Bobby Woods, 42 years old

He was sentenced to death for the 1997 rape and murder of 11-year-old Sarah Patterson, the daughter of his ex-girlfriend. He was also sentenced to 40 years in prison for kidnapping the girl's younger brother, 9-year-old Cody Patterson, whom he then took to a cemetery, where he beat him unconscious and abandoned him. Woods was sentenced on May 28, 1998, but a Texas appeals court delayed his execution after the defendant's lawyers reported his low IQ (70 in the years leading up to the murder). This, according to the decision of the US Supreme Court, excludes the use of capital punishment. On December 3, 2009, hours before his death sentence was to be executed, the U.S. Supreme Court rejected 42-year-old Woods' appeal for clemency. The photo was taken on October 28, 2008.

Joseph Rice, 29

Convicted of the home invasion and murder in 1999 of 64-year-old Robert Ratliff, with whom he maintained friendly relations and lived with him shortly before the incident. After a disagreement over missing items, Ratliff kicked Rice out of the house. Soon, Rice stole an older friend's pickup truck, and later returned to the house with an accomplice, took his wallet, the keys to a Lincoln Continental, and shot the sleeping Ratliff three times. Photo taken on August 20, 2008. The execution took place on October 21.

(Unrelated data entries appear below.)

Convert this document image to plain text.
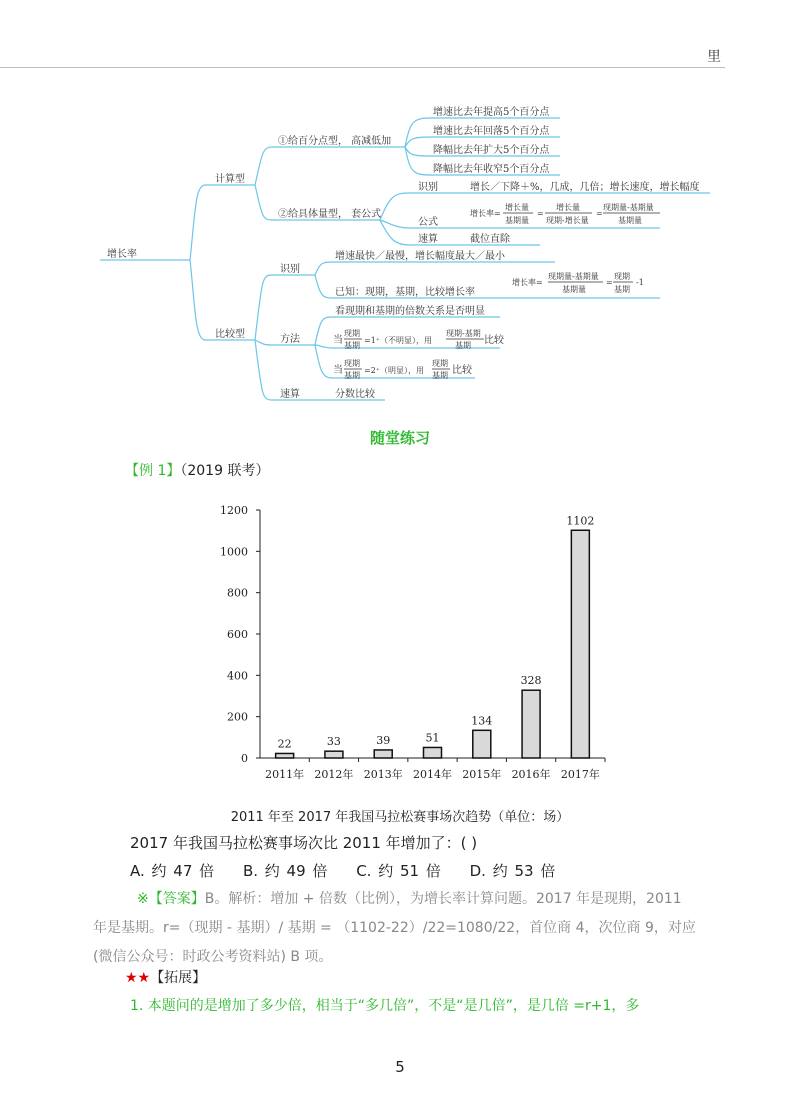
里
增长率
计算型
比较型
①给百分点型， 高减低加
增速比去年提高5个百分点
增速比去年回落5个百分点
降幅比去年扩大5个百分点
降幅比去年收窄5个百分点
②给具体量型， 套公式
识别	增长／下降＋%，几成，几倍；增长速度，增长幅度
公式
增长率=
增长量
基期量
=
增长量
现期-增长量
=
现期量-基期量
基期量
速算	截位直除
识别
增速最快／最慢，增长幅度最大／最小
已知：现期，基期，比较增长率
增长率=
现期量-基期量
基期量
=
现期
基期
-1
方法
看现期和基期的倍数关系是否明显
当
现期
基期
=1⁺（不明显），用
现期-基期
基期 比较
当
现期
基期
=2⁺（明显），用
现期
基期 比较
速算	分数比较
随堂练习
【例 1】（2019 联考）
0
200
400
600
800
1000
1200
2011年 2012年 2013年 2014年 2015年 2016年 2017年
22	33	39	51
134
328
1102
2011 年至 2017 年我国马拉松赛事场次趋势（单位：场）
2017 年我国马拉松赛事场次比 2011 年增加了：( )
A. 约 47 倍 B. 约 49 倍 C. 约 51 倍 D. 约 53 倍
※【答案】B。解析：增加 + 倍数（比例），为增长率计算问题。2017 年是现期，2011
年是基期。r=（现期 - 基期）/ 基期 = （1102-22）/22=1080/22，首位商 4，次位商 9，对应
(微信公众号：时政公考资料站) B 项。
★★【拓展】
1. 本题问的是增加了多少倍，相当于“多几倍”，不是“是几倍”，是几倍 =r+1，多
5
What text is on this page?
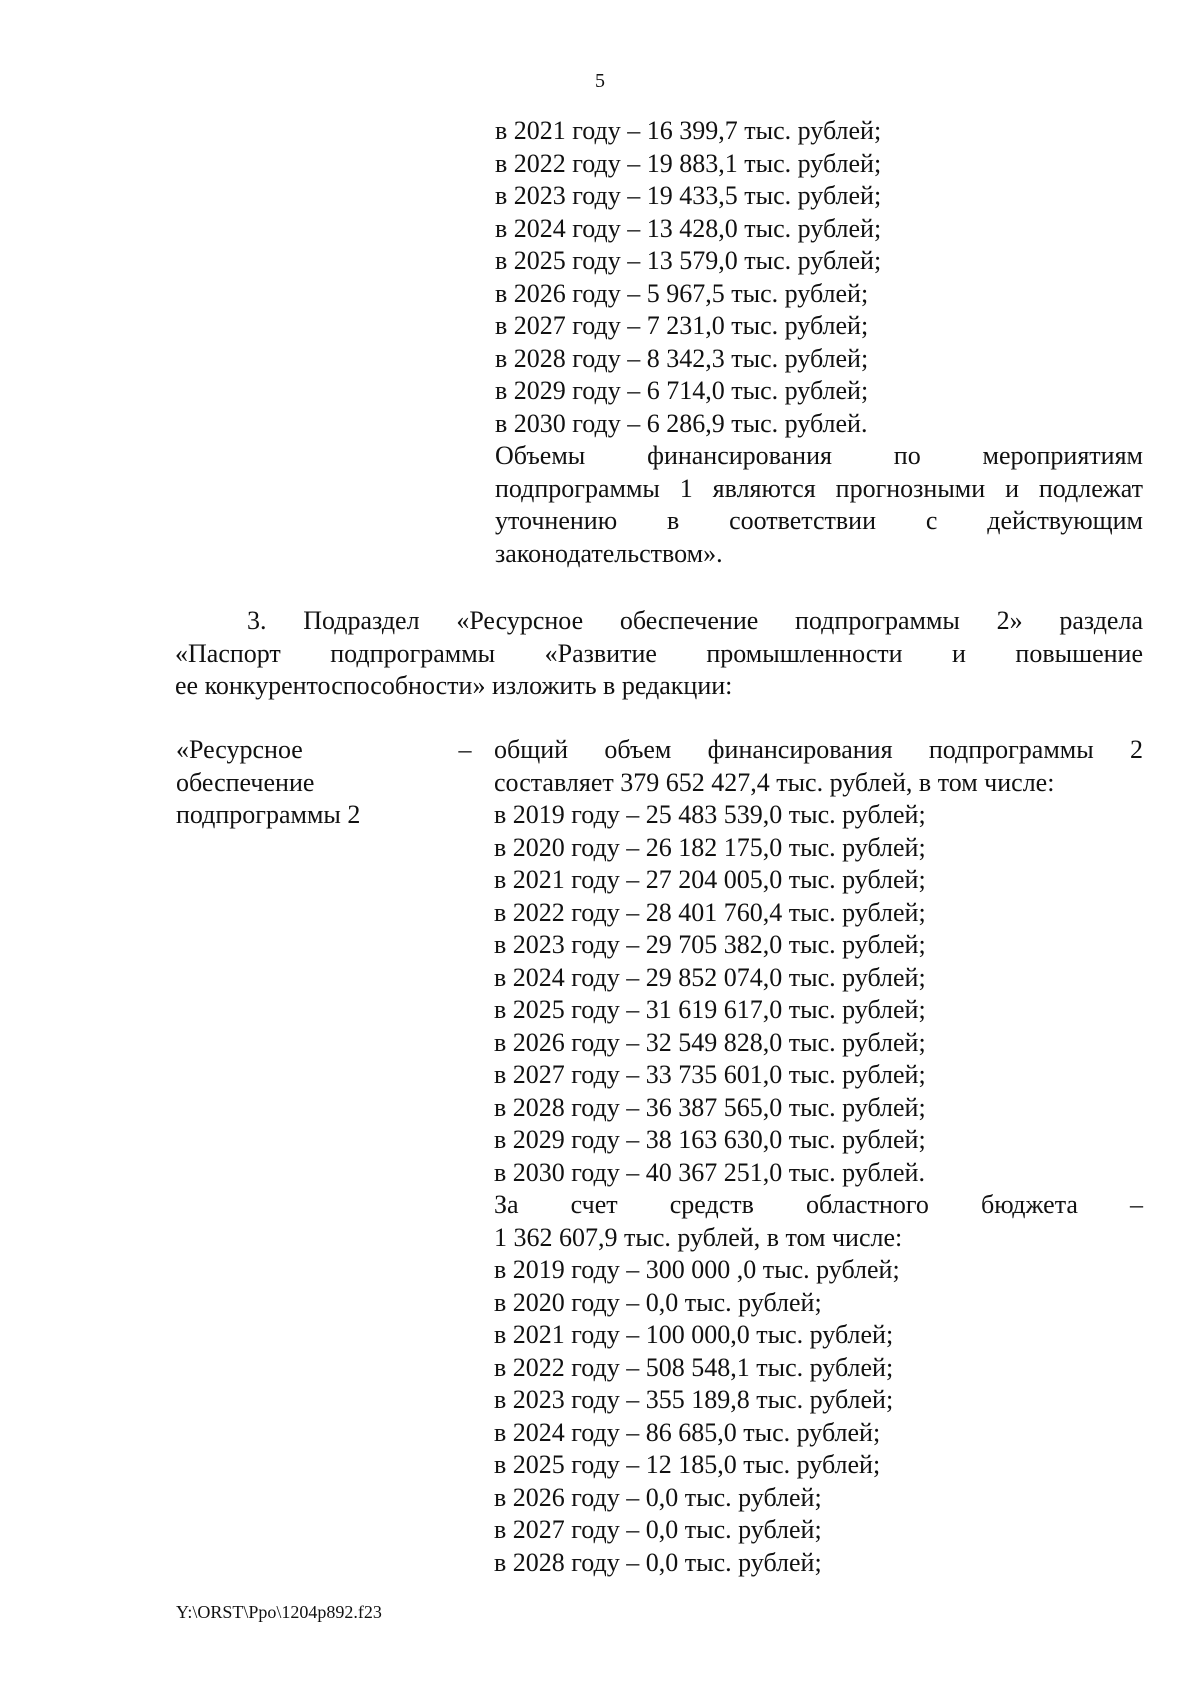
5
в 2021 году – 16 399,7 тыс. рублей;
в 2022 году – 19 883,1 тыс. рублей;
в 2023 году – 19 433,5 тыс. рублей;
в 2024 году – 13 428,0 тыс. рублей;
в 2025 году – 13 579,0 тыс. рублей;
в 2026 году – 5 967,5 тыс. рублей;
в 2027 году – 7 231,0 тыс. рублей;
в 2028 году – 8 342,3 тыс. рублей;
в 2029 году – 6 714,0 тыс. рублей;
в 2030 году – 6 286,9 тыс. рублей.
Объемы финансирования по мероприятиям
подпрограммы 1 являются прогнозными и подлежат
уточнению в соответствии с действующим
законодательством».
3. Подраздел «Ресурсное обеспечение подпрограммы 2» раздела
«Паспорт подпрограммы «Развитие промышленности и повышение
ее конкурентоспособности» изложить в редакции:
«Ресурсное
обеспечение
подпрограммы 2
– общий объем финансирования подпрограммы 2
составляет 379 652 427,4 тыс. рублей, в том числе:
в 2019 году – 25 483 539,0 тыс. рублей;
в 2020 году – 26 182 175,0 тыс. рублей;
в 2021 году – 27 204 005,0 тыс. рублей;
в 2022 году – 28 401 760,4 тыс. рублей;
в 2023 году – 29 705 382,0 тыс. рублей;
в 2024 году – 29 852 074,0 тыс. рублей;
в 2025 году – 31 619 617,0 тыс. рублей;
в 2026 году – 32 549 828,0 тыс. рублей;
в 2027 году – 33 735 601,0 тыс. рублей;
в 2028 году – 36 387 565,0 тыс. рублей;
в 2029 году – 38 163 630,0 тыс. рублей;
в 2030 году – 40 367 251,0 тыс. рублей.
За счет средств областного бюджета –
1 362 607,9 тыс. рублей, в том числе:
в 2019 году – 300 000 ,0 тыс. рублей;
в 2020 году – 0,0 тыс. рублей;
в 2021 году – 100 000,0 тыс. рублей;
в 2022 году – 508 548,1 тыс. рублей;
в 2023 году – 355 189,8 тыс. рублей;
в 2024 году – 86 685,0 тыс. рублей;
в 2025 году – 12 185,0 тыс. рублей;
в 2026 году – 0,0 тыс. рублей;
в 2027 году – 0,0 тыс. рублей;
в 2028 году – 0,0 тыс. рублей;
Y:\ORST\Ppo\1204p892.f23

Hank Skinner, 54 years old

Convicted of murdering his girlfriend Twyla Busby and her two sons in 1993. Busby was bludgeoned to death; her children died from multiple stab wounds. The photo was taken on December 16, 2009, three months before the first scheduled execution date, which was later postponed several times. In particular, in 2010, the court ordered a delay 20 minutes before the execution of the sentence, because Skinner's defense demanded a DNA test, which the prosecutor considered unnecessary at the trial in 1994. In 2012, a DNA test confirmed that the blood at the crime scene belonged to Skinner, but other traces of DNA belonged to another person, whose identity has not been established. Skinner was again found guilty; The defense plans to appeal the decision to the Texas Court of Appeals.

Carla Faye Tucker, 38

Carla Faye Tucker is found guilty of murdering her acquaintance Jerry Lynn Dean with a pickaxe. The murder was committed during the attempted theft of a motorcycle from the victim's home in 1983 in Houston, Texas. Once in prison in 1984, she converted to Christianity and soon married the prison priest. Her transformation led to the emergence of a noticeable protest movement - Pope John Paul II and UN Commissioner Bakr Ndiaye petitioned for her pardon. Carla Tucker, 38, was executed on February 3, 1998. She became the first woman to be executed in Texas since 1863.